Facebook and Twitter can architect their applications in different ways because their business demands are different. Facebook is fine with you not seeing your buddies update for a few minutes because global DNS load balancing sent you different DC and their change hasn't replicated there. Eventual consistency is fine.
Some business requirements are aligned with cloud native application design, and some aren't.

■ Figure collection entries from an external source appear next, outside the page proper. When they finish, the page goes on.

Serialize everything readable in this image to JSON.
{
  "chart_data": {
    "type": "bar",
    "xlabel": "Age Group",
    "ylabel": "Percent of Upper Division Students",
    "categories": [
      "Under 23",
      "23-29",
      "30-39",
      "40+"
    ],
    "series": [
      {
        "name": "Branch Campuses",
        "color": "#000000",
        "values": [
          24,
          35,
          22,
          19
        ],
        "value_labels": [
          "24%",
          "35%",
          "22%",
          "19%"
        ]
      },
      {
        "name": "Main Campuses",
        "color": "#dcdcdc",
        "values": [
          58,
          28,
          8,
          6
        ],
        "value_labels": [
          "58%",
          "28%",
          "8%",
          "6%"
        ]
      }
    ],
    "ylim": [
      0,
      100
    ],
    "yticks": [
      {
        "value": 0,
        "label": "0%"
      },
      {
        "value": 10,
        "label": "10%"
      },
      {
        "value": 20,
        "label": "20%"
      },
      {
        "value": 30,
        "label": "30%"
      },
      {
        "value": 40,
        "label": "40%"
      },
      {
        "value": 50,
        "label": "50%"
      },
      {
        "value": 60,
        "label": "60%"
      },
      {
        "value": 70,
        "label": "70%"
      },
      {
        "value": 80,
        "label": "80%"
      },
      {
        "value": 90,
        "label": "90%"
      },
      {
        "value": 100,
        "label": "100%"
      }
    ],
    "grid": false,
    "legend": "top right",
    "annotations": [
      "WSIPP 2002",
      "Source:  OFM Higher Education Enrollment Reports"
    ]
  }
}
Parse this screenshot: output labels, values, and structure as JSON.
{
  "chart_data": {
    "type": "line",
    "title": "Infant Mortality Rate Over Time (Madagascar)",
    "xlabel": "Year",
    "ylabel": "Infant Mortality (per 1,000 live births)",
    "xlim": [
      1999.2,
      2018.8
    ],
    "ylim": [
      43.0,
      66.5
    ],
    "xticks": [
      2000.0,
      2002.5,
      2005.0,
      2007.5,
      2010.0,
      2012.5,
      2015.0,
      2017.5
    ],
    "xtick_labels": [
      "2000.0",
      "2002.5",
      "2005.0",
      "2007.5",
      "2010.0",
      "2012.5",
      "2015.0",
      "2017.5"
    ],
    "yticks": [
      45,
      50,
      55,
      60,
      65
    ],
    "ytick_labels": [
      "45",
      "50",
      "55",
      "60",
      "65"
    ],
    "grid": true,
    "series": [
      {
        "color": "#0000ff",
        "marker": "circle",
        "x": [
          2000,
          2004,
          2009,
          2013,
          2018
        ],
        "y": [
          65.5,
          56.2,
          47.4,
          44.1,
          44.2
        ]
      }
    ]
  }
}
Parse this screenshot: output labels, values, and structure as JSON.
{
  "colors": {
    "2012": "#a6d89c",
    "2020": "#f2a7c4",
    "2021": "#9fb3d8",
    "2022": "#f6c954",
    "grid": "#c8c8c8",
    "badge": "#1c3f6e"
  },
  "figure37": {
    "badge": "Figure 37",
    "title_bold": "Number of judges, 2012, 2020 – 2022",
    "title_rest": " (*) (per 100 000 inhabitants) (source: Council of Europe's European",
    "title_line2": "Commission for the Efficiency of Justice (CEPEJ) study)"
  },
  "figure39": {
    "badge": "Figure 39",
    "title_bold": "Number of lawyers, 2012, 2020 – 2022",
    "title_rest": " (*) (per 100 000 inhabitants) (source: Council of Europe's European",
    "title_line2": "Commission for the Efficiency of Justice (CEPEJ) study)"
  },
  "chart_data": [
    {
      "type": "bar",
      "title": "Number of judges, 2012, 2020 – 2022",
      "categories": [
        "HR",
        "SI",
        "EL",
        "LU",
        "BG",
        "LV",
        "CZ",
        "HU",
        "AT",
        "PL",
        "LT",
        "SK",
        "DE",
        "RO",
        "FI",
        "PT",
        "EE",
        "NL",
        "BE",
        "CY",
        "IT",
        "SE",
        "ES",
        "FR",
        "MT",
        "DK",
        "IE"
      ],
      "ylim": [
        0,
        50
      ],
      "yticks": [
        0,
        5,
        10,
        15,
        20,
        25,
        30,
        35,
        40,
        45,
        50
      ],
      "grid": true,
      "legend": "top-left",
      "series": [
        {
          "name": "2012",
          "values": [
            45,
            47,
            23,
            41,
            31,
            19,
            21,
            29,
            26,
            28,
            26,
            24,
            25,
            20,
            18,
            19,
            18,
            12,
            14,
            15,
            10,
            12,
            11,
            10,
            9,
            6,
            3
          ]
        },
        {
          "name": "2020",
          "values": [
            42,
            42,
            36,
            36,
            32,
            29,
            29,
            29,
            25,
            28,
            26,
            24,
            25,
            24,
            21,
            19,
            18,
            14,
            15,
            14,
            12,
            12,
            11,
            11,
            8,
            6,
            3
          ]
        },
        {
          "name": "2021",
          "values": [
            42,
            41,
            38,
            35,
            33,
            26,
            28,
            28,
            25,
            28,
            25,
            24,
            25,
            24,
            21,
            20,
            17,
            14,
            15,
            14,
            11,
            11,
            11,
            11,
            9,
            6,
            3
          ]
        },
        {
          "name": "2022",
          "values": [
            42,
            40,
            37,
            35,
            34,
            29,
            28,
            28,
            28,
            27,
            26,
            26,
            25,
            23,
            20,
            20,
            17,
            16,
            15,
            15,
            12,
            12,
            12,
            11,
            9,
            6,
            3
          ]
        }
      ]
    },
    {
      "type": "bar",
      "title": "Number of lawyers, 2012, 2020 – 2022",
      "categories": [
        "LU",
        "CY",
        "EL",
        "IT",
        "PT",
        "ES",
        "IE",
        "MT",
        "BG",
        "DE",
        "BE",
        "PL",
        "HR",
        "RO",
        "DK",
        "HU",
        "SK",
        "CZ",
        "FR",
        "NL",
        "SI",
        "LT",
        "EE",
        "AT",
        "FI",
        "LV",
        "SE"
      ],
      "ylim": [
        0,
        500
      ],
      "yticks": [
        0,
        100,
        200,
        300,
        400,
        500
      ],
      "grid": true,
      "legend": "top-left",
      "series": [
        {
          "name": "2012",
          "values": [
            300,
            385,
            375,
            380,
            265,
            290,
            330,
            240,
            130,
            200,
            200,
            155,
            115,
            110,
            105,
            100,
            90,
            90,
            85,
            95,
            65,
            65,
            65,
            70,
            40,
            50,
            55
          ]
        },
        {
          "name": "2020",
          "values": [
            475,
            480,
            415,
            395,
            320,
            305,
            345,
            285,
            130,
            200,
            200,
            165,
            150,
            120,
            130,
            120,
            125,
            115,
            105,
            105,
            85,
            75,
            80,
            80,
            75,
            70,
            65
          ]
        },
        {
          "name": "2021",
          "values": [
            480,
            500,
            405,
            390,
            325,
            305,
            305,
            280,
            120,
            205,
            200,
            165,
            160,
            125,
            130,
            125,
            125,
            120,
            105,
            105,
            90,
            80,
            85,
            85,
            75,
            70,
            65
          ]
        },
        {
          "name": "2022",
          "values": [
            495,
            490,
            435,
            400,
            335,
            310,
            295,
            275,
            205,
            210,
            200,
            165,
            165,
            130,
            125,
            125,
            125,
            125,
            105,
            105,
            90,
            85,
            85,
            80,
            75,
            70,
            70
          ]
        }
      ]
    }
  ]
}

Banking and airline applications are sequential transactions that require immediate consistency. Immediate consistency requires a single source of truth at the data persistence layer. One DB that you read and write from. Milliseconds matter. If you used the type of data persistence layers that lead to cloud native applications that can survive an entire DC going down you aren't recording sequential transactions. There is a single ticket in K bucket, I can't sell it to two people because they connected to different datacenters. There is one seat 16a, I can't assign it to two people because they connected to different data centers.
You can replicate the data persistence layer, but it is going to take time to fail over. I'm sure DL replicates the SAN under their mainframes and X86 servers, but it takes time to fail over. You have to make the decision to failover or wait it out based on how long you thing the outage will take.
I'd agree with many of your statements except that there are 1000's of busineses today that are performing the same logic on vastly superior systems. The idea of single state is NOT new or even airline centric. You're got to be kidding yourself if you think the airline industry is THAT unique. This isn't new or ground braking.
Want an example in the airline industry? How do GDS's some distribute inventory and fare invormation with any (that I know of) interruption in many many years?
Distriubuted mainframes. It's possible. Let's stop this idea of delta is smarter than IT. they aren't. It's proven. They need better people (no more dissimilar than IT organization when this happens).